I feel as if I am a villain and causing harm to those I love.

The feeling of being loved feels as if I am an imposter.

The feeling of being loved is a high, full of hope and fear to disappoint.

This is what feeling loved does

I am happy with love but I question that I am unworthy

I understand I am worthy.

I understand and know that I am loved

I feel like I don't give enough

yet I am drained nonstop, so I only have as much honey to go around.

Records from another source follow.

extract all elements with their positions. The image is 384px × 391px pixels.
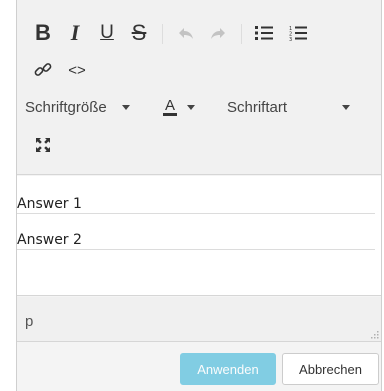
underline-icon: U xyxy=(100,22,114,43)
font-size-label: Schriftgröße xyxy=(25,98,107,116)
undo-button[interactable] xyxy=(171,18,201,48)
chevron-down-icon xyxy=(187,104,196,110)
bullet-list-icon xyxy=(255,26,273,40)
toolbar-separator xyxy=(241,24,242,44)
content-paragraph[interactable]: Answer 2 xyxy=(17,230,375,250)
strikethrough-button[interactable]: S xyxy=(127,18,151,48)
font-family-label: Schriftart xyxy=(227,98,288,116)
element-path[interactable]: p xyxy=(25,313,33,330)
fullscreen-icon xyxy=(36,138,50,152)
svg-text:3: 3 xyxy=(289,37,292,42)
rich-text-editor: B I U S 1 2 3 <> Schriftgröße A Schrifta… xyxy=(16,0,382,391)
font-size-dropdown[interactable]: Schriftgröße xyxy=(25,92,153,122)
toolbar-row-font: Schriftgröße A Schriftart xyxy=(17,92,381,122)
source-code-button[interactable]: <> xyxy=(63,55,91,85)
content-paragraph[interactable]: Answer 1 xyxy=(17,194,375,214)
code-icon: <> xyxy=(68,61,86,79)
bullet-list-button[interactable] xyxy=(249,18,279,48)
font-family-dropdown[interactable]: Schriftart xyxy=(227,92,377,122)
redo-button[interactable] xyxy=(203,18,233,48)
numbered-list-button[interactable]: 1 2 3 xyxy=(283,18,313,48)
toolbar-row-insert: <> xyxy=(17,55,381,85)
editor-statusbar: p xyxy=(17,297,381,342)
text-color-dropdown[interactable]: A xyxy=(163,92,215,122)
chevron-down-icon xyxy=(342,104,351,110)
fullscreen-button[interactable] xyxy=(31,130,55,160)
toolbar-row-formatting: B I U S 1 2 3 xyxy=(17,18,381,48)
resize-grip-icon[interactable] xyxy=(369,329,379,339)
underline-button[interactable]: U xyxy=(95,18,119,48)
redo-icon xyxy=(211,28,225,39)
bold-button[interactable]: B xyxy=(31,18,55,48)
text-color-icon: A xyxy=(163,97,178,116)
italic-icon: I xyxy=(70,20,80,45)
link-icon xyxy=(34,63,52,76)
chevron-down-icon xyxy=(121,104,130,110)
strikethrough-icon: S xyxy=(131,20,147,45)
editor-content-area[interactable]: Answer 1 Answer 2 xyxy=(17,176,381,296)
toolbar-separator xyxy=(162,24,163,44)
link-button[interactable] xyxy=(31,55,55,85)
cancel-button[interactable]: Abbrechen xyxy=(282,353,379,385)
undo-icon xyxy=(179,28,193,39)
italic-button[interactable]: I xyxy=(63,18,87,48)
apply-button[interactable]: Anwenden xyxy=(180,353,276,385)
bold-icon: B xyxy=(35,20,51,45)
dialog-footer: Anwenden Abbrechen xyxy=(17,343,381,391)
toolbar-row-view xyxy=(17,130,381,160)
editor-toolbar: B I U S 1 2 3 <> Schriftgröße A Schrifta… xyxy=(17,0,381,175)
numbered-list-icon: 1 2 3 xyxy=(289,26,307,42)
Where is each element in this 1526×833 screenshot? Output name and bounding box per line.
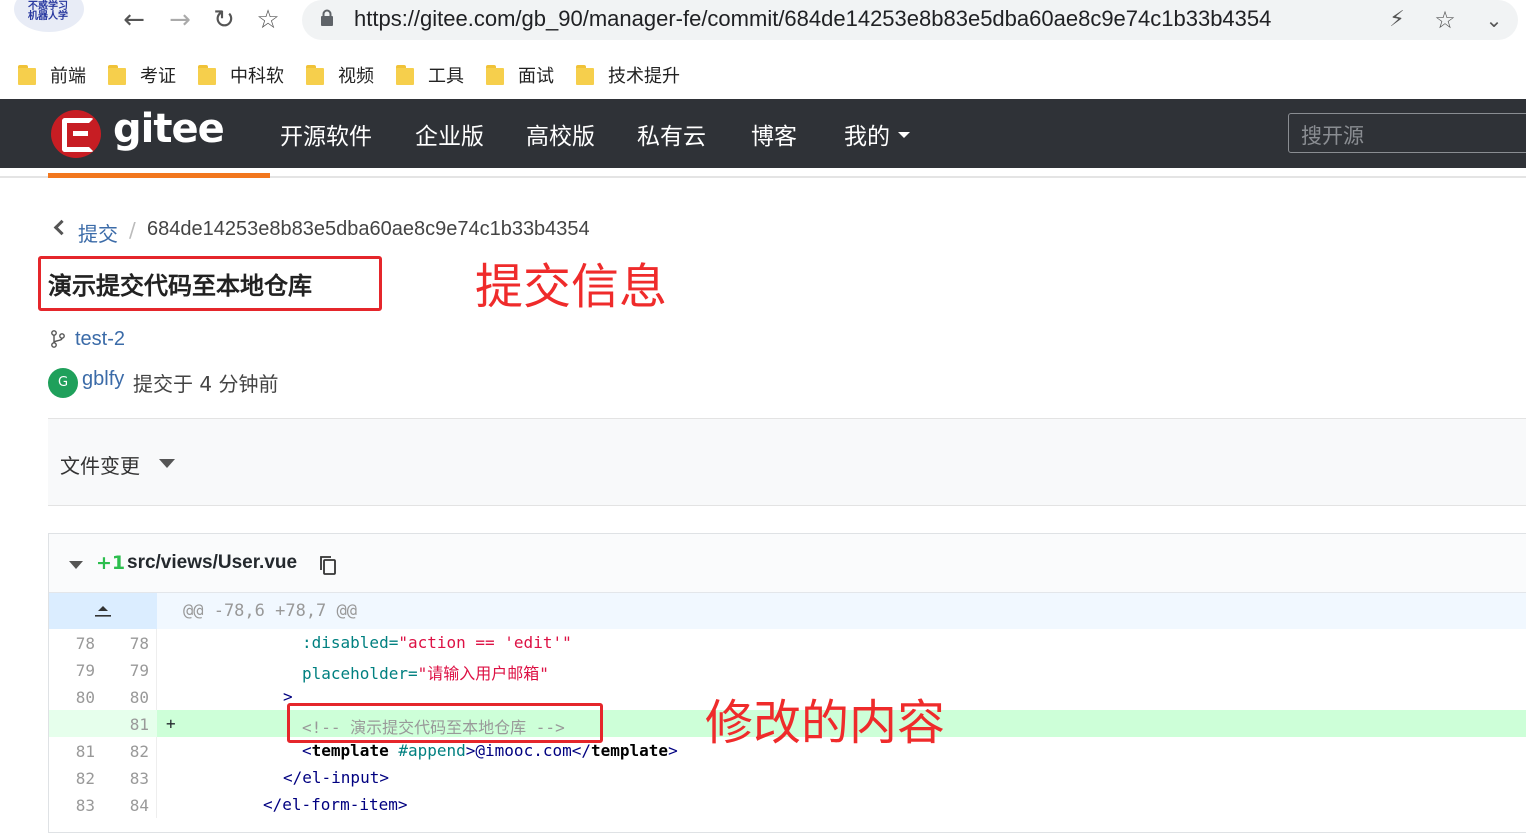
old-line-number[interactable]: 81 [55, 742, 95, 761]
logo-text[interactable]: gitee [113, 106, 225, 152]
folder-icon [486, 65, 504, 85]
commit-title: 演示提交代码至本地仓库 [48, 272, 312, 300]
nav-private-cloud[interactable]: 私有云 [637, 117, 706, 151]
new-line-number[interactable]: 81 [109, 715, 149, 734]
forward-icon[interactable]: → [163, 3, 197, 37]
code-line: </el-input> [283, 768, 389, 787]
breadcrumb-commits-link[interactable]: 提交 [78, 218, 118, 247]
folder-icon [198, 65, 216, 85]
bookmark-label: 中科软 [230, 66, 284, 86]
old-line-number[interactable]: 83 [55, 796, 95, 815]
reload-icon[interactable]: ↻ [207, 3, 241, 37]
code-string: "请输入用户邮箱" [417, 664, 549, 683]
code-line: :disabled="action == 'edit'" [302, 633, 572, 652]
nav-education[interactable]: 高校版 [526, 117, 595, 151]
code-tag-name: template [311, 741, 389, 760]
hunk-header-text: @@ -78,6 +78,7 @@ [183, 601, 357, 621]
code-tag: > [668, 741, 678, 760]
nav-enterprise[interactable]: 企业版 [415, 117, 484, 151]
lock-icon [321, 9, 333, 26]
folder-icon [396, 65, 414, 85]
folder-icon [108, 65, 126, 85]
annotation-commit-info: 提交信息 [475, 259, 668, 315]
file-changes-dropdown[interactable]: 文件变更 [60, 450, 140, 479]
commit-time: 提交于 4 分钟前 [133, 372, 279, 396]
bookmark-item[interactable]: 考证 [108, 62, 176, 88]
bookmark-item[interactable]: 前端 [18, 62, 86, 88]
active-tab-indicator [48, 173, 270, 178]
code-attr: placeholder= [302, 664, 418, 683]
bookmark-label: 视频 [338, 66, 374, 86]
bookmark-label: 考证 [140, 66, 176, 86]
star-icon[interactable]: ☆ [1428, 3, 1462, 37]
bookmark-label: 技术提升 [608, 66, 680, 86]
bookmark-label: 面试 [518, 66, 554, 86]
diff-sign: + [166, 714, 176, 733]
bookmark-item[interactable]: 中科软 [198, 62, 284, 88]
folder-icon [306, 65, 324, 85]
code-line: placeholder="请输入用户邮箱" [302, 660, 549, 684]
old-line-number[interactable]: 80 [55, 688, 95, 707]
gitee-logo-icon[interactable] [51, 110, 101, 158]
new-line-number[interactable]: 84 [109, 796, 149, 815]
annotation-box-code [287, 703, 603, 743]
code-tag: < [302, 741, 312, 760]
caret-down-icon [898, 132, 910, 138]
new-line-number[interactable]: 79 [109, 661, 149, 680]
bookmark-item[interactable]: 技术提升 [576, 62, 680, 88]
bookmark-item[interactable]: 面试 [486, 62, 554, 88]
code-tag-name: template [591, 741, 669, 760]
folder-icon [576, 65, 594, 85]
folder-icon [18, 65, 36, 85]
lightning-icon[interactable]: ⚡ [1380, 3, 1414, 37]
expand-up-icon[interactable] [94, 602, 112, 618]
file-changes-bar [48, 419, 1526, 506]
chevron-left-icon[interactable] [53, 219, 70, 236]
collapse-caret-icon[interactable] [69, 561, 83, 569]
code-attr: #append [388, 741, 466, 760]
bookmark-item[interactable]: 视频 [306, 62, 374, 88]
copy-icon[interactable] [319, 555, 337, 575]
code-string: "action == 'edit'" [398, 633, 572, 652]
code-line: </el-form-item> [263, 795, 408, 814]
url-text[interactable]: https://gitee.com/gb_90/manager-fe/commi… [354, 4, 1271, 34]
annotation-changed-content: 修改的内容 [705, 695, 946, 751]
bookmark-star-icon[interactable]: ☆ [251, 3, 285, 37]
hunk-header [157, 593, 1526, 629]
old-line-number[interactable]: 78 [55, 634, 95, 653]
code-text: >@imooc.com</ [465, 741, 591, 760]
author-link[interactable]: gblfy [82, 368, 124, 391]
branch-link[interactable]: test-2 [75, 328, 125, 351]
avatar[interactable]: G [48, 368, 78, 398]
search-placeholder: 搜开源 [1301, 124, 1364, 148]
bookmark-label: 前端 [50, 66, 86, 86]
diff-additions-count: +1 [96, 552, 126, 574]
profile-avatar-text: 不惑学习 机器人学 [28, 1, 68, 22]
nav-mine[interactable]: 我的 [844, 117, 890, 151]
old-line-number[interactable]: 82 [55, 769, 95, 788]
code-line: <template #append>@imooc.com</template> [302, 741, 678, 760]
nav-blog[interactable]: 博客 [751, 117, 797, 151]
bookmark-item[interactable]: 工具 [396, 62, 464, 88]
diff-file-path[interactable]: src/views/User.vue [127, 552, 297, 574]
nav-open-source[interactable]: 开源软件 [280, 117, 372, 151]
back-icon[interactable]: ← [117, 3, 151, 37]
new-line-number[interactable]: 83 [109, 769, 149, 788]
new-line-number[interactable]: 78 [109, 634, 149, 653]
new-line-number[interactable]: 80 [109, 688, 149, 707]
new-line-number[interactable]: 82 [109, 742, 149, 761]
breadcrumb-separator: / [129, 218, 136, 242]
branch-icon [51, 330, 65, 348]
breadcrumb-commit-hash: 684de14253e8b83e5dba60ae8c9e74c1b33b4354 [147, 218, 590, 240]
old-line-number[interactable]: 79 [55, 661, 95, 680]
caret-down-icon[interactable] [159, 459, 175, 468]
code-attr: :disabled= [302, 633, 399, 652]
chevron-down-icon[interactable]: ⌄ [1477, 3, 1511, 37]
bookmark-label: 工具 [428, 66, 464, 86]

it's like it's never enough.

It's constant guilt, the constant feeling of inadequacy.

The rush and the love is there but I fear

when will they get angry at me.

I am docile and easy to get along with because I am deeply lonesome sometimes

yet I rather be alone.

But you,

you make those voices stop.

I forget to to turn the lights on and invision

dad smiling, my sister's grin, my grandma proud of me

my dog is safe, my bothers are well and everyone's

happiness shared with me.

This is what feeling loved feels like,

remembering happiness and wanting to reciprocate

feeling that I'm enough and life is worth it.

My battles are worth it for them.

Feeling loved is the feeling of being nurtured and educated by those around you.

Feeling loved is being supported with them shining their lights on to you when you admit yours is shattered

when they try to fix your light because you cannot see what is in front of you when you are lost and feel alone

gravitating towards your brightest lights even if it's a candle to make a wish onto.